The main farming event of early summer is haylage / silage making, harvesting the first crop of grass from our meadows is a busy time. It is critical to save the grass quickly and at the correct moisture content in order to provide quality horse feeds for our customers.

Modern techniques and machinery make the task much easier than it used to be, however the weather can still alter the timing of the harvest.

Late Summer Autumn

Haylage / Silage making continues through the summer, however our main focus now is on the tillage harvest.

Harvesting the wheat, barley and rape crops and their straw, which is used in several of our animal bedding products keeps us busy now both day and night as long as the weather permits. Harvesting can go on late into the nights when the Summer breeze blows keeping the early Autumn dew away.
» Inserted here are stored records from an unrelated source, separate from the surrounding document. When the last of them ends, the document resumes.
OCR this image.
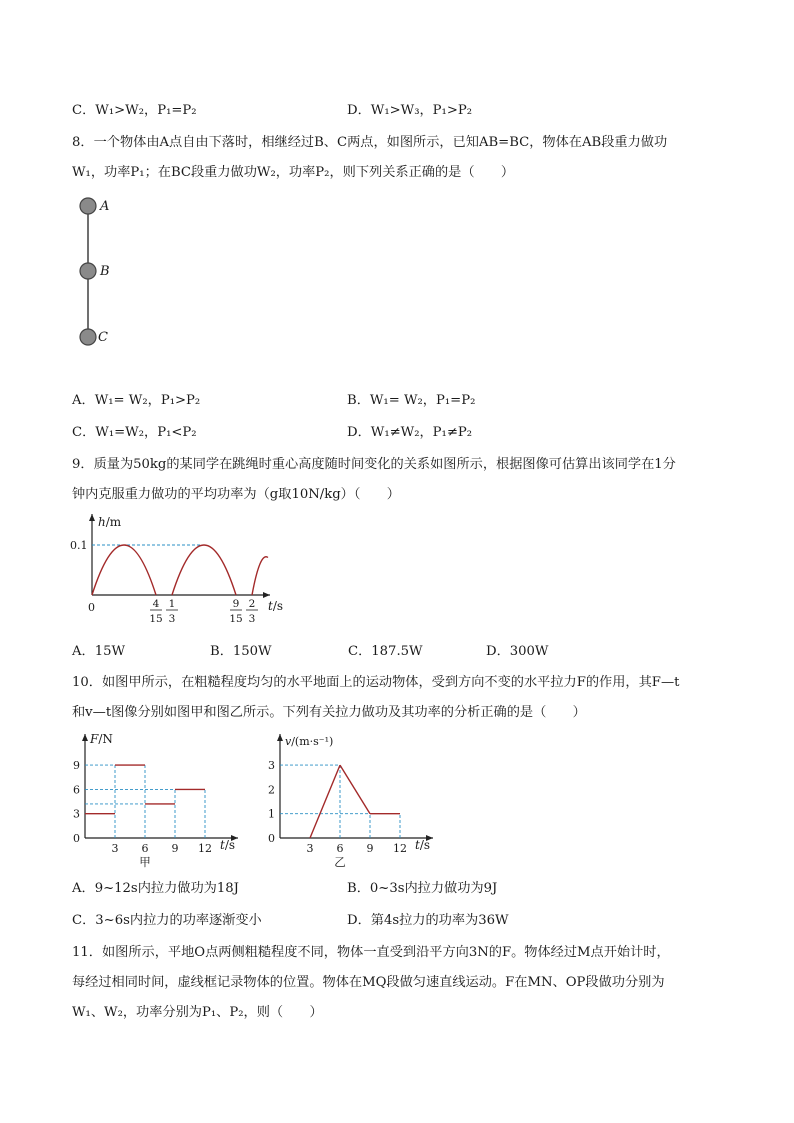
C．W₁>W₂，P₁=P₂	D．W₁>W₃，P₁>P₂
8．一个物体由A点自由下落时，相继经过B、C两点，如图所示，已知AB=BC，物体在AB段重力做功
W₁，功率P₁；在BC段重力做功W₂，功率P₂，则下列关系正确的是（　　）
A
B
C
A．W₁= W₂，P₁>P₂	B．W₁= W₂，P₁=P₂
C．W₁=W₂，P₁<P₂	D．W₁≠W₂，P₁≠P₂
9．质量为50kg的某同学在跳绳时重心高度随时间变化的关系如图所示，根据图像可估算出该同学在1分
钟内克服重力做功的平均功率为（g取10N/kg）（　　）
h/m
t/s
0.1
0	4
15
1
3
9
15
2
3
A．15W	B．150W	C．187.5W	D．300W
10．如图甲所示，在粗糙程度均匀的水平地面上的运动物体，受到方向不变的水平拉力F的作用，其F—t
和v—t图像分别如图甲和图乙所示。下列有关拉力做功及其功率的分析正确的是（　　）
F/N
t/s
3
6
9
0
3 6 9 12
甲
v/(m·s⁻¹)
t/s
1
2
3
0
3 6 9 12
乙
A．9~12s内拉力做功为18J	B．0~3s内拉力做功为9J
C．3~6s内拉力的功率逐渐变小	D．第4s拉力的功率为36W
11．如图所示，平地O点两侧粗糙程度不同，物体一直受到沿平方向3N的F。物体经过M点开始计时，
每经过相同时间，虚线框记录物体的位置。物体在MQ段做匀速直线运动。F在MN、OP段做功分别为
W₁、W₂，功率分别为P₁、P₂，则（　　）
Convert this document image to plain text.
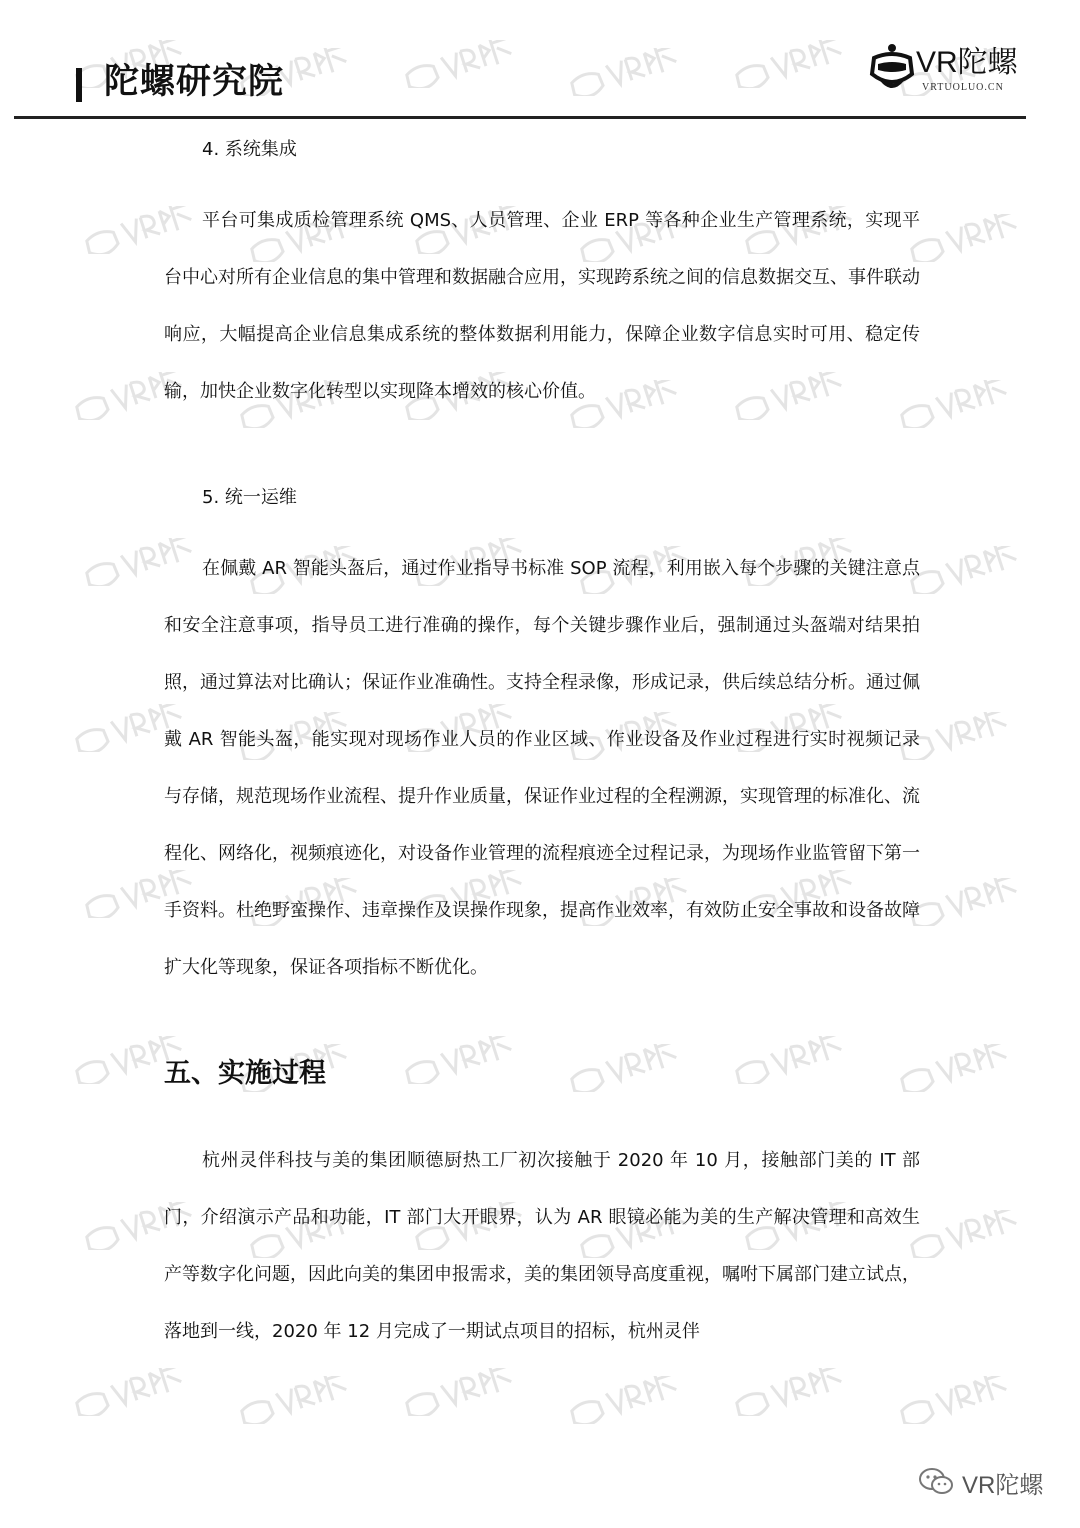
陀螺研究院	VR陀螺
VRTUOLUO.CN

4. 系统集成

平台可集成质检管理系统 QMS、人员管理、企业 ERP 等各种企业生产管理系统，实现平台中心对所有企业信息的集中管理和数据融合应用，实现跨系统之间的信息数据交互、事件联动响应，大幅提高企业信息集成系统的整体数据利用能力，保障企业数字信息实时可用、稳定传输，加快企业数字化转型以实现降本增效的核心价值。

5. 统一运维

在佩戴 AR 智能头盔后，通过作业指导书标准 SOP 流程，利用嵌入每个步骤的关键注意点和安全注意事项，指导员工进行准确的操作，每个关键步骤作业后，强制通过头盔端对结果拍照，通过算法对比确认；保证作业准确性。支持全程录像，形成记录，供后续总结分析。通过佩戴 AR 智能头盔，能实现对现场作业人员的作业区域、作业设备及作业过程进行实时视频记录与存储，规范现场作业流程、提升作业质量，保证作业过程的全程溯源，实现管理的标准化、流程化、网络化，视频痕迹化，对设备作业管理的流程痕迹全过程记录，为现场作业监管留下第一手资料。杜绝野蛮操作、违章操作及误操作现象，提高作业效率，有效防止安全事故和设备故障扩大化等现象，保证各项指标不断优化。

五、实施过程

杭州灵伴科技与美的集团顺德厨热工厂初次接触于 2020 年 10 月，接触部门美的 IT 部门，介绍演示产品和功能，IT 部门大开眼界，认为 AR 眼镜必能为美的生产解决管理和高效生产等数字化问题，因此向美的集团申报需求，美的集团领导高度重视，嘱咐下属部门建立试点，落地到一线，2020 年 12 月完成了一期试点项目的招标，杭州灵伴

VR陀螺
Saving the crops at the correct moisture is key to quality feed and bedding production. Any dust is extracted from the straw later in the bedding production process.

Harvesting Maize

Harvesting Maize

Late Autumn Winter

The nights begin to draw in now and the leaves on the trees are falling as the growing year comes to an end. Re seeding older leas takes place by mid September to keep the grasses in the meadows fresh and productive. Ploughing the stubbles is also done weather permitting, making one job less for the following spring.

In the machinery sheds our tractors, tillage and grass machines are stored for the winter in readiness for the next growing season.

The Kehoes have been farming now in Foulksmills for several generations seeing many harvests in all weathers and always looking forward to the next farming year.